Who Is Richard Mellon Scaife?
The Man Behind The Curtain


Who is Richard Scaife? He's a 70-year-old billionaire Republican wielding power from the shadows.

Richard Mellon Scaife is very rich and very partisan.

He was born to great wealth, the great grand-nephew of Andrew Mellon, growing up in Pittsburgh at the family's opulent home, Penguin Court. Often in the care of servants, his hobby was reading newspapers.

Burton Hersh, author of "The Mellon Family," said, "Even as a child, he always saw the correlation between the media and the reputation of politicians. That's certainly been a sub-theme of his life."

Today he owns a newspaper, Pittsburgh's second largest, the Tribune-Review. But he has made his main mark not as a media baron, but by financing Republican politics.

He was the second-largest donor to the Nixon-Agnew campaign in 1972, giving $1 million.

Former President Ronald Reagan appointed many veterans of Scaife-funded think tanks to his administration.

Later, Scaife gave to GOPAC, the political fund that helped make Newt Gingrich speaker in 1994. Gingrich says Scaife's money laid the basis for modern conservatism.
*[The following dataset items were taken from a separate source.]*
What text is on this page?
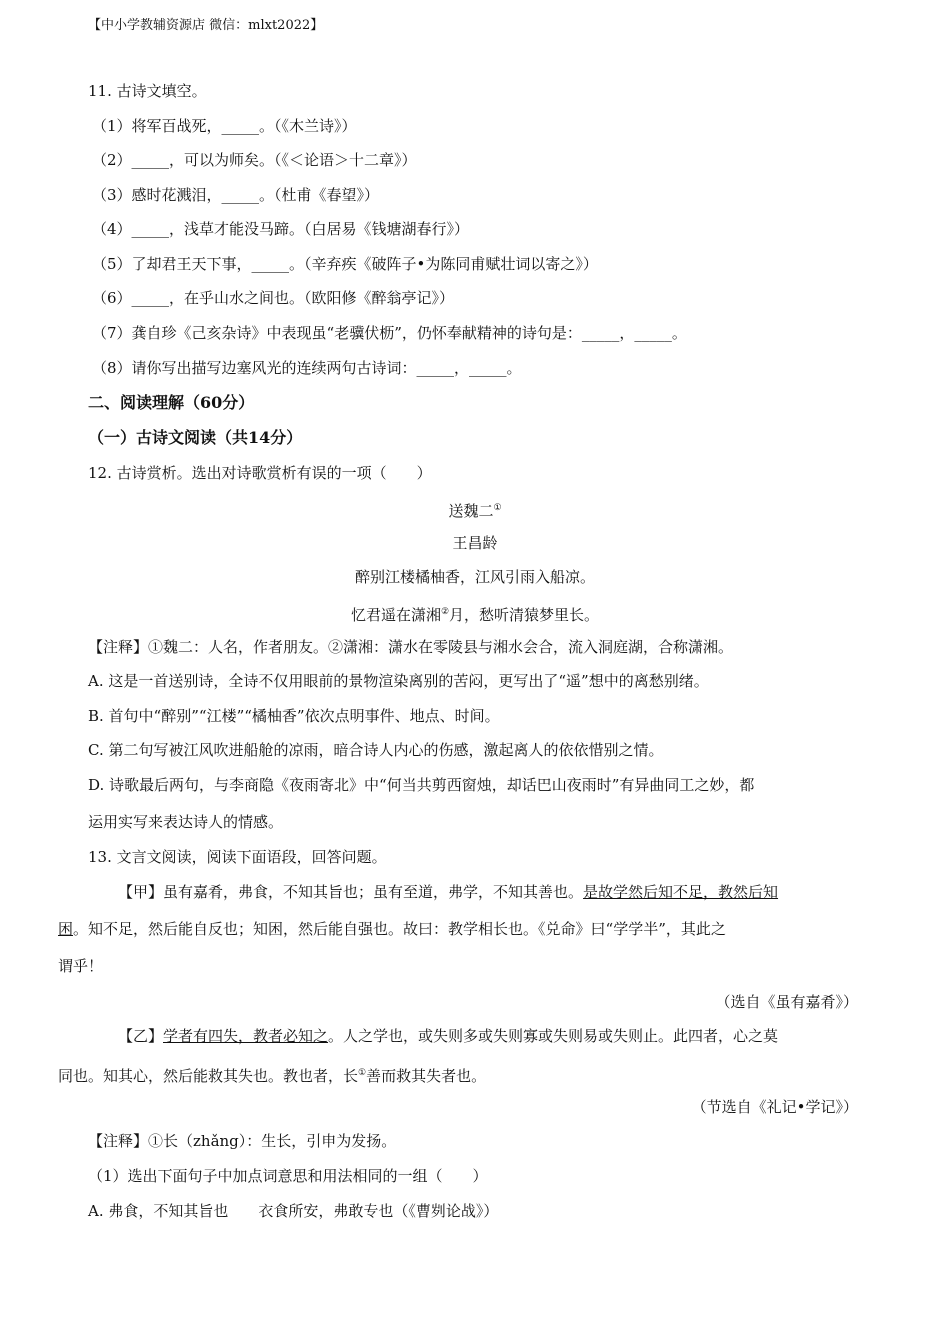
【中小学教辅资源店 微信：mlxt2022】
11. 古诗文填空。
（1）将军百战死，_____。（《木兰诗》）
（2）_____，可以为师矣。（《＜论语＞十二章》）
（3）感时花溅泪，_____。（杜甫《春望》）
（4）_____，浅草才能没马蹄。（白居易《钱塘湖春行》）
（5）了却君王天下事，_____。（辛弃疾《破阵子•为陈同甫赋壮词以寄之》）
（6）_____，在乎山水之间也。（欧阳修《醉翁亭记》）
（7）龚自珍《己亥杂诗》中表现虽“老骥伏枥”，仍怀奉献精神的诗句是：_____，_____。
（8）请你写出描写边塞风光的连续两句古诗词：_____，_____。
二、阅读理解（60分）
（一）古诗文阅读（共14分）
12. 古诗赏析。选出对诗歌赏析有误的一项（　　）
送魏二①
王昌龄
醉别江楼橘柚香，江风引雨入船凉。
忆君遥在潇湘②月，愁听清猿梦里长。
【注释】①魏二：人名，作者朋友。②潇湘：潇水在零陵县与湘水会合，流入洞庭湖，合称潇湘。
A. 这是一首送别诗，全诗不仅用眼前的景物渲染离别的苦闷，更写出了“遥”想中的离愁别绪。
B. 首句中“醉别”“江楼”“橘柚香”依次点明事件、地点、时间。
C. 第二句写被江风吹进船舱的凉雨，暗合诗人内心的伤感，激起离人的依依惜别之情。
D. 诗歌最后两句，与李商隐《夜雨寄北》中“何当共剪西窗烛，却话巴山夜雨时”有异曲同工之妙，都
运用实写来表达诗人的情感。
13. 文言文阅读，阅读下面语段，回答问题。
【甲】虽有嘉肴，弗食，不知其旨也；虽有至道，弗学，不知其善也。是故学然后知不足，教然后知
困。知不足，然后能自反也；知困，然后能自强也。故曰：教学相长也。《兑命》曰“学学半”，其此之
谓乎！
（选自《虽有嘉肴》）
【乙】学者有四失，教者必知之。人之学也，或失则多或失则寡或失则易或失则止。此四者，心之莫
同也。知其心，然后能救其失也。教也者，长①善而救其失者也。
（节选自《礼记•学记》）
【注释】①长（zhǎng）：生长，引申为发扬。
（1）选出下面句子中加点词意思和用法相同的一组（　　）
A. 弗食，不知其旨也　　衣食所安，弗敢专也（《曹刿论战》）
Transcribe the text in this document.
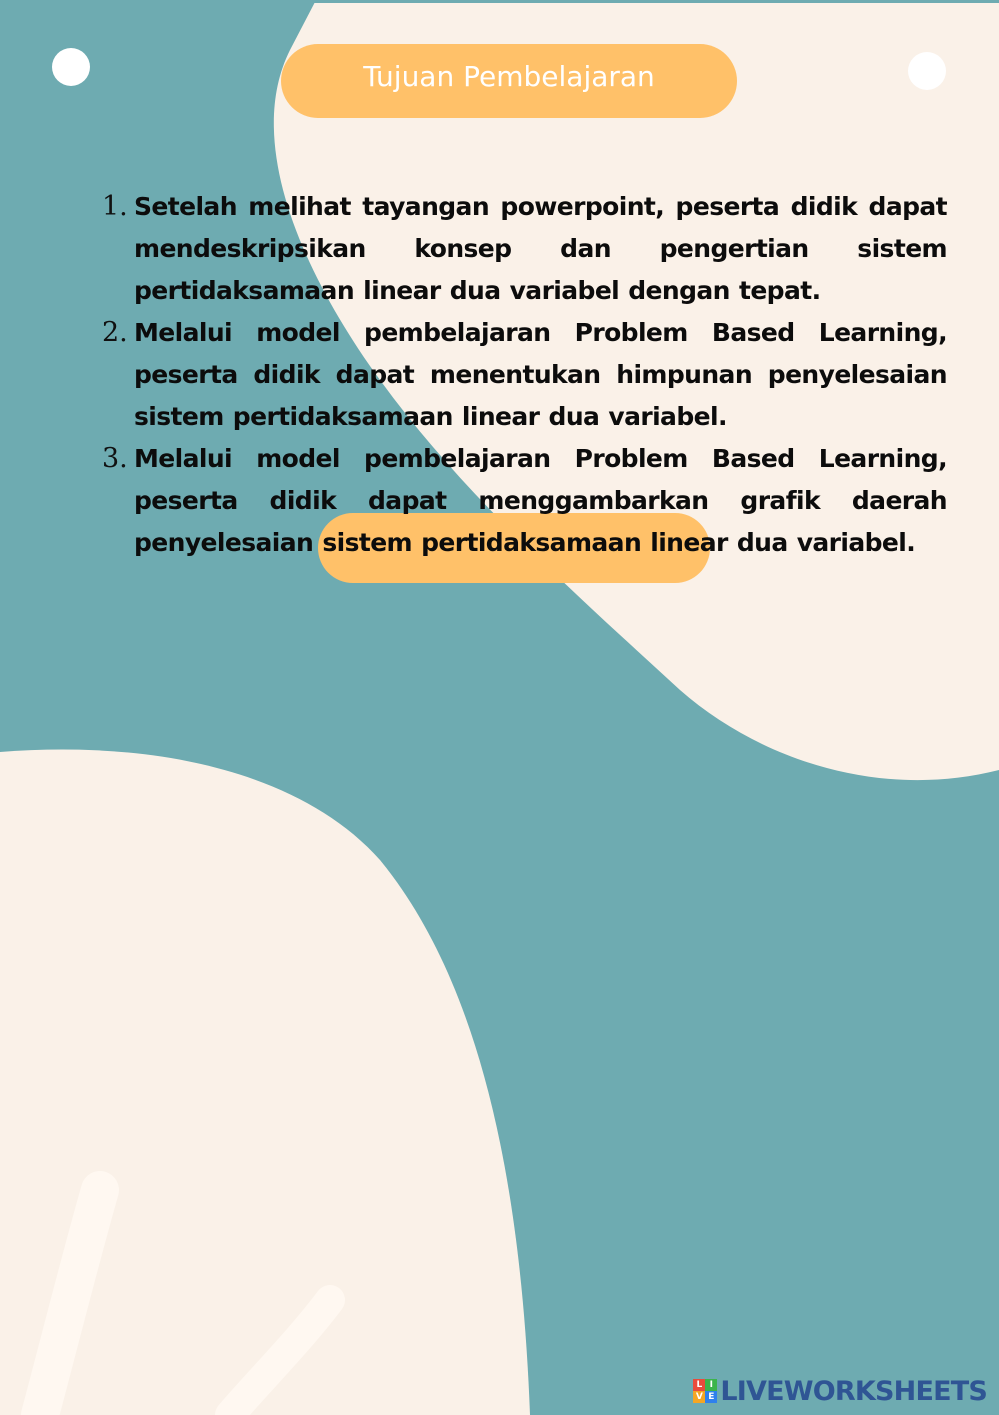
Tujuan Pembelajaran
1. Setelah melihat tayangan powerpoint, peserta didik dapat mendeskripsikan konsep dan pengertian sistem pertidaksamaan linear dua variabel dengan tepat.
2. Melalui model pembelajaran Problem Based Learning, peserta didik dapat menentukan himpunan penyelesaian sistem pertidaksamaan linear dua variabel.
3. Melalui model pembelajaran Problem Based Learning, peserta didik dapat menggambarkan grafik daerah penyelesaian sistem pertidaksamaan linear dua variabel.
L I
V E LIVEWORKSHEETS
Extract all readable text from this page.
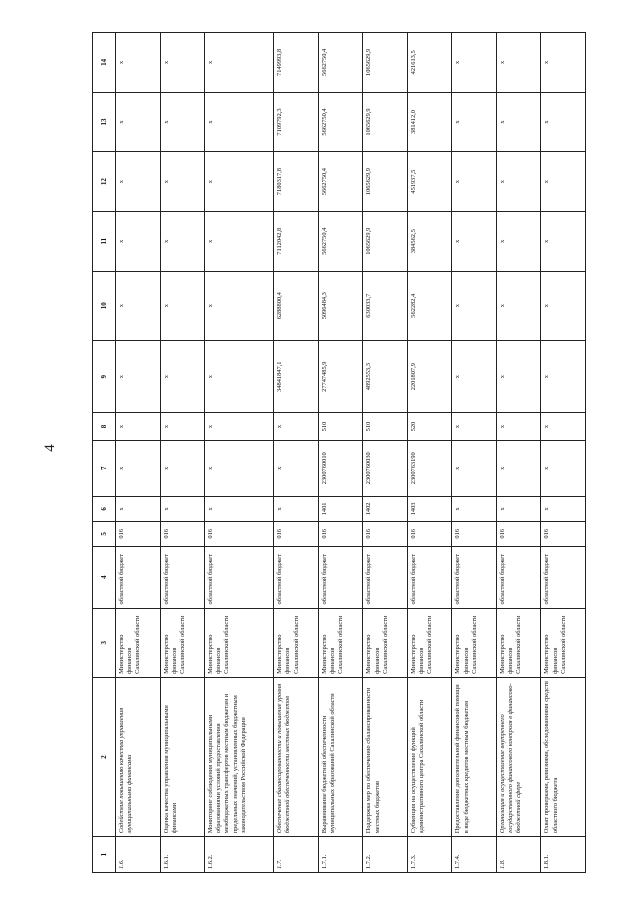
4
1	2	3	4	5	6	7	8	9	10	11	12	13	14
1.6.	Содействие повышению качества управления муниципальными финансами	Министерство финансов Сахалинской области	областной бюджет	016	x	x	x	x	x	x	x	x	x
1.6.1.	Оценка качества управления муниципальными финансами	Министерство финансов Сахалинской области	областной бюджет	016	x	x	x	x	x	x	x	x	x
1.6.2.	Мониторинг соблюдения муниципальными образованиями условий предоставления межбюджетных трансфертов местным бюджетам и предельных значений, установленных бюджетным законодательством Российской Федерации	Министерство финансов Сахалинской области	областной бюджет	016	x	x	x	x	x	x	x	x	x
1.7.	Обеспечение сбалансированности и повышение уровня бюджетной обеспеченности местных бюджетов	Министерство финансов Сахалинской области	областной бюджет	016	x	x	x	34841847,1	6288800,4	7112042,8	7180317,8	7109792,3	7149993,8
1.7.1.	Выравнивание бюджетной обеспеченности муниципальных образований Сахалинской области	Министерство финансов Сахалинской области	областной бюджет	016	1401	2300760010	510	27747485,9	5096484,3	5662750,4	5662750,4	5662750,4	5662750,4
1.7.2.	Поддержка мер по обеспечению сбалансированности местных бюджетов	Министерство финансов Сахалинской области	областной бюджет	016	1402	2300760030	510	4892553,3	630033,7	1065629,9	1065629,9	1065629,9	1065629,9
1.7.3.	Субвенция на осуществление функций административного центра Сахалинской области	Министерство финансов Сахалинской области	областной бюджет	016	1403	2300763190	520	2201807,9	562282,4	384562,5	451937,5	381412,0	421613,5
1.7.4.	Предоставление дополнительной финансовой помощи в виде бюджетных кредитов местным бюджетам	Министерство финансов Сахалинской области	областной бюджет	016	x	x	x	x	x	x	x	x	x
1.8.	Организация и осуществление внутреннего государственного финансового контроля в финансово-бюджетной сфере	Министерство финансов Сахалинской области	областной бюджет	016	x	x	x	x	x	x	x	x	x
1.8.1.	Охват проверками, ревизиями, обследованиями средств областного бюджета	Министерство финансов Сахалинской области	областной бюджет	016	x	x	x	x	x	x	x	x	x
And his money still flows:

To the Heritage Foundation alone, nearly $3.5 million from Scaife foundations in the most recent three years on record.

$1.22 million to the American Enterprise Institute.

$1.40 million to Stanford University's Hoover Institution.

$325,000 to the Cato Institute.

$575,000 to the Citizens for a Sound Economy, among others.

Hollywood's Center for the Study of Public Culture, which sees liberal bias in the movies, got nearly $1.8 million. Accuracy in Media, a group still promoting the idea that Clinton aide Vince Foster may have been murdered, got $675,000.

To his detractors, Scaife is spoiled, vindictive, narrow-minded.

A former Scaife employee, Pat Minarcin, said, "He has the emotional maturity of a very angry 12-year-old, and he has all this money and he can do whatever he wants with it."

In Pittsburgh, Minarcin edited a magazine for Scaife, but resigned. "He [Scaife] presented a list of people who he wanted the magazine to attack, a kind of enemies list," Minarcin said

Scaife's defenders say he's a gentleman, exercising his First Amendment right to speak out. William Bennett, who sits on the board of one Scaife foundation, said, "It's a free country; the conservatives can give to conservative causes, liberals to liberal causes."

And supporters point to his philanthropy. He's given millions to support an art gallery named for his mother and millions for historic preservation projects like Pittsburgh's Station Square.

Scaife heightens suspicions by operating in extreme privacy, from the 39th floor of his Pittsburgh office tower, with no interviews and no cameras.

Former White House counsel Davis said, "I think it's the mystery, the man behind the scenes pulling the strings and that's the scene we all remember at the end of the Wizard of Oz."

Is Richard Scaife great and powerful or just the man behind the curtain?